Internal Network CA: "Invalid Common Name" or Invalid Cert on everything (except Internet Explorer and Windows' Certificates mmc snapin)

Solution 1:

I actually figured out the core problem, and it took a ton of searching. Finally found an answer over on StackOverflow, which combined with my investigation into the actual data on the certificate itself with openssl req -text -noout -verify -in CSR.csr to read the data in the CSR, and openssl x509 -in certificate.crt -text -noout to dissect the generated certificate and comparing these two, pointed at the core problem.

Apparently, OpenSSL was ignoring the section of our conrfiguration file relating to the V3 extensions, and doesn't do the v3 extensions unless you tell it to properly in the actual CA signature step...

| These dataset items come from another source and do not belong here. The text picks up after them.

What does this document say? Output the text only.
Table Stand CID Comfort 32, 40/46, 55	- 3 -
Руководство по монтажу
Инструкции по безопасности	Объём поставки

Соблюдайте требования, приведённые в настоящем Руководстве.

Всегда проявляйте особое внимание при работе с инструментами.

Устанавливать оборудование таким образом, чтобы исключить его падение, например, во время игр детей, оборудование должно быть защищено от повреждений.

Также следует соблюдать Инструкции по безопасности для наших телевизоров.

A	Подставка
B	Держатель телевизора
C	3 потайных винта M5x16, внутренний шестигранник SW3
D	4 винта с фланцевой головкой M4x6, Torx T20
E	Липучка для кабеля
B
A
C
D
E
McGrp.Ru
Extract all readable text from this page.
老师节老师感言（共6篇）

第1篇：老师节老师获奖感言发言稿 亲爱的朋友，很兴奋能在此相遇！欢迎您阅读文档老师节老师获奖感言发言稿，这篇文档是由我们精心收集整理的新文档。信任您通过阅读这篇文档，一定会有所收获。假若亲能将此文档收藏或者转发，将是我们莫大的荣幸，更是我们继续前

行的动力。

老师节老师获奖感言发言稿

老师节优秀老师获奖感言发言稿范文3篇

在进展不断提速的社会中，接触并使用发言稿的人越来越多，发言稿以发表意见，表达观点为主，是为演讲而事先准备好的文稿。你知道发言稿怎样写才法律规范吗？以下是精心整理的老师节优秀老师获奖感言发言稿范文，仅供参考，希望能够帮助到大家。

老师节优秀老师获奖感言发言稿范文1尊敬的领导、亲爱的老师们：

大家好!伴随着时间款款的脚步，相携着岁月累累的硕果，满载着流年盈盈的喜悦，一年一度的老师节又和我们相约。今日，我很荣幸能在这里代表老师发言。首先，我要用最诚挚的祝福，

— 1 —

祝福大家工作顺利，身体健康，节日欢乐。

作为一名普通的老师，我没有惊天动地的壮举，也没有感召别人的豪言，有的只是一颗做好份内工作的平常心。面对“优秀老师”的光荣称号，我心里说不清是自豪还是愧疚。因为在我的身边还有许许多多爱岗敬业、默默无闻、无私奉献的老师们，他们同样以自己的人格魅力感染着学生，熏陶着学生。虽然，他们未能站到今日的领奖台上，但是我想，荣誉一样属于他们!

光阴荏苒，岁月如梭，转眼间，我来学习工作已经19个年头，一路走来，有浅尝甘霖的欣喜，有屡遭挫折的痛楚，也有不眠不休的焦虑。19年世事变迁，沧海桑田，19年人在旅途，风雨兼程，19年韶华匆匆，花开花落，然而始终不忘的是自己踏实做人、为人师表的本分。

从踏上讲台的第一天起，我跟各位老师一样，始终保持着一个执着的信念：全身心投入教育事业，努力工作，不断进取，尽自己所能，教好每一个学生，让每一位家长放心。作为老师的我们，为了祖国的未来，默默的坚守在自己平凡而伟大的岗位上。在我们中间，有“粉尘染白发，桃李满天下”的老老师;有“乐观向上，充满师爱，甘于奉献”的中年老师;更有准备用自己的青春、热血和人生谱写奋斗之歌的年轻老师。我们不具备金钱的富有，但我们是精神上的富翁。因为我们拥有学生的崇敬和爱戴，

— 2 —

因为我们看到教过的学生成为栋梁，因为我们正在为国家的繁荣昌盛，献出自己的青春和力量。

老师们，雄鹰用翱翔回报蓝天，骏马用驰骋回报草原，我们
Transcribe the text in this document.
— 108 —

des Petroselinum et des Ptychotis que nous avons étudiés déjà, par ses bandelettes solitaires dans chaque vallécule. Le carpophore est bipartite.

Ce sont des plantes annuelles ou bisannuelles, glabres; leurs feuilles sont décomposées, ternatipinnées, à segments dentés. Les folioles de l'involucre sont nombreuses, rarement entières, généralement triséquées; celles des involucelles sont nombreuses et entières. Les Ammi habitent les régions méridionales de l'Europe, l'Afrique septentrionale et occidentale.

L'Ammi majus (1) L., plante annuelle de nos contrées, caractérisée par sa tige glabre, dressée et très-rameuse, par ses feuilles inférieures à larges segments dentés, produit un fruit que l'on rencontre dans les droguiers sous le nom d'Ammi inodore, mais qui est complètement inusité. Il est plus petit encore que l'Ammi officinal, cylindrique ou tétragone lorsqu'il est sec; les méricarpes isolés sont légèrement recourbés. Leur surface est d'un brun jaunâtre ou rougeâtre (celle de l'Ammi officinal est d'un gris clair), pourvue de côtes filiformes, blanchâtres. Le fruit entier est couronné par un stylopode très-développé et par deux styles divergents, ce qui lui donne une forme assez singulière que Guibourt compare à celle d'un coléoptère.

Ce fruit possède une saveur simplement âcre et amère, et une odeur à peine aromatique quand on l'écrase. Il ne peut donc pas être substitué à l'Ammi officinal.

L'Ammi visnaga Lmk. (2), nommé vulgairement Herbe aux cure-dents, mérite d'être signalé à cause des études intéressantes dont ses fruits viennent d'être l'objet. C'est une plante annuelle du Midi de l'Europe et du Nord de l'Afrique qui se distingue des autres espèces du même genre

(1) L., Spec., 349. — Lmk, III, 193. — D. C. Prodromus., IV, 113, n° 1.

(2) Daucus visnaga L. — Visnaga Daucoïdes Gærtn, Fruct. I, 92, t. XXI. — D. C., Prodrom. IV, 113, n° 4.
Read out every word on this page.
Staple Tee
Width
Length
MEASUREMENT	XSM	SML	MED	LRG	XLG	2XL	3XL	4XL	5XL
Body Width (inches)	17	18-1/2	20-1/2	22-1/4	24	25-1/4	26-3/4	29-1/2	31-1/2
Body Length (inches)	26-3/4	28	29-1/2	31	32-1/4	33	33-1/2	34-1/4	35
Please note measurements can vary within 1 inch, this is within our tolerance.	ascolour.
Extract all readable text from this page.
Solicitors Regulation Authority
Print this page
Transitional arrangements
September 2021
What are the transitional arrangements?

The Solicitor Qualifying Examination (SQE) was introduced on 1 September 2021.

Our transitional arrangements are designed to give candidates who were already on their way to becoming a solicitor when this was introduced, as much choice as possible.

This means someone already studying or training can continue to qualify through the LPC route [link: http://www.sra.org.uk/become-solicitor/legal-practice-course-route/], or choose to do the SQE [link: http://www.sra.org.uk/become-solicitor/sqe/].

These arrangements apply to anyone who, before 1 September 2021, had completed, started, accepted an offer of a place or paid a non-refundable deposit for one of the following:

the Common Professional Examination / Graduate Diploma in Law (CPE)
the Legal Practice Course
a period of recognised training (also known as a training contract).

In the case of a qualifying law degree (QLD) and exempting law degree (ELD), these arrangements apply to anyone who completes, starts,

This was the configuration file data being passed into the openssl req command:

[ req ]
default_bits = 4096
prompt = no
default_md = sha256
distinguished_name = dn
req_extensions = v3_req

[ dn ]
C=US
ST=Pennsylvania
L=Somewhere
O=No Man's Land
OU=Internal
CN = chat.foo.bar.baz

[ v3_req ]
keyUsage = keyEncipherment, dataEncipherment
extendedKeyUsage=serverAuth
subjectAltName = @alt_names

[alt_names]
DNS.1   = chat.foo.bar.baz
DNS.2   = chat
DNS.3   = 10.1.2.151

A standard call of the following did not respect the v3 extensions somehow:

openssl req -new -sha256 -out cert.csr -key cert.key -config csrgen.cnf

... however, this one did work:

openssl req -new -sha256 -out cert.csr -key cert.key -config csrgen.cnf -extensions v3_req

... and when signing the certificate with the CA, we had to use something like this, executing this from where we had all the site certs stored (including the CSR and key, for generating the cert in the first place - the CA certificates and keys are in a separate /certauthority/... section on our system):

openssl x509 -req -days 3650 -in ./cert.csr -CA /certauthority/certs/cacert.pem -CAkey /certauthority/private/cakey.pem -CAserial /certauthority/CA/serial -CAcreateserial -out certificate.crt -extfile csrgen.cnf -extensions v3_req

This command properly put the v3 extensions into the certificate, and somehow ignored the actual extensions in the file otherwise. This in turn solved the CN and SAN issues, and now the system returns the certificate as "valid" for internal sites and (most) internal services.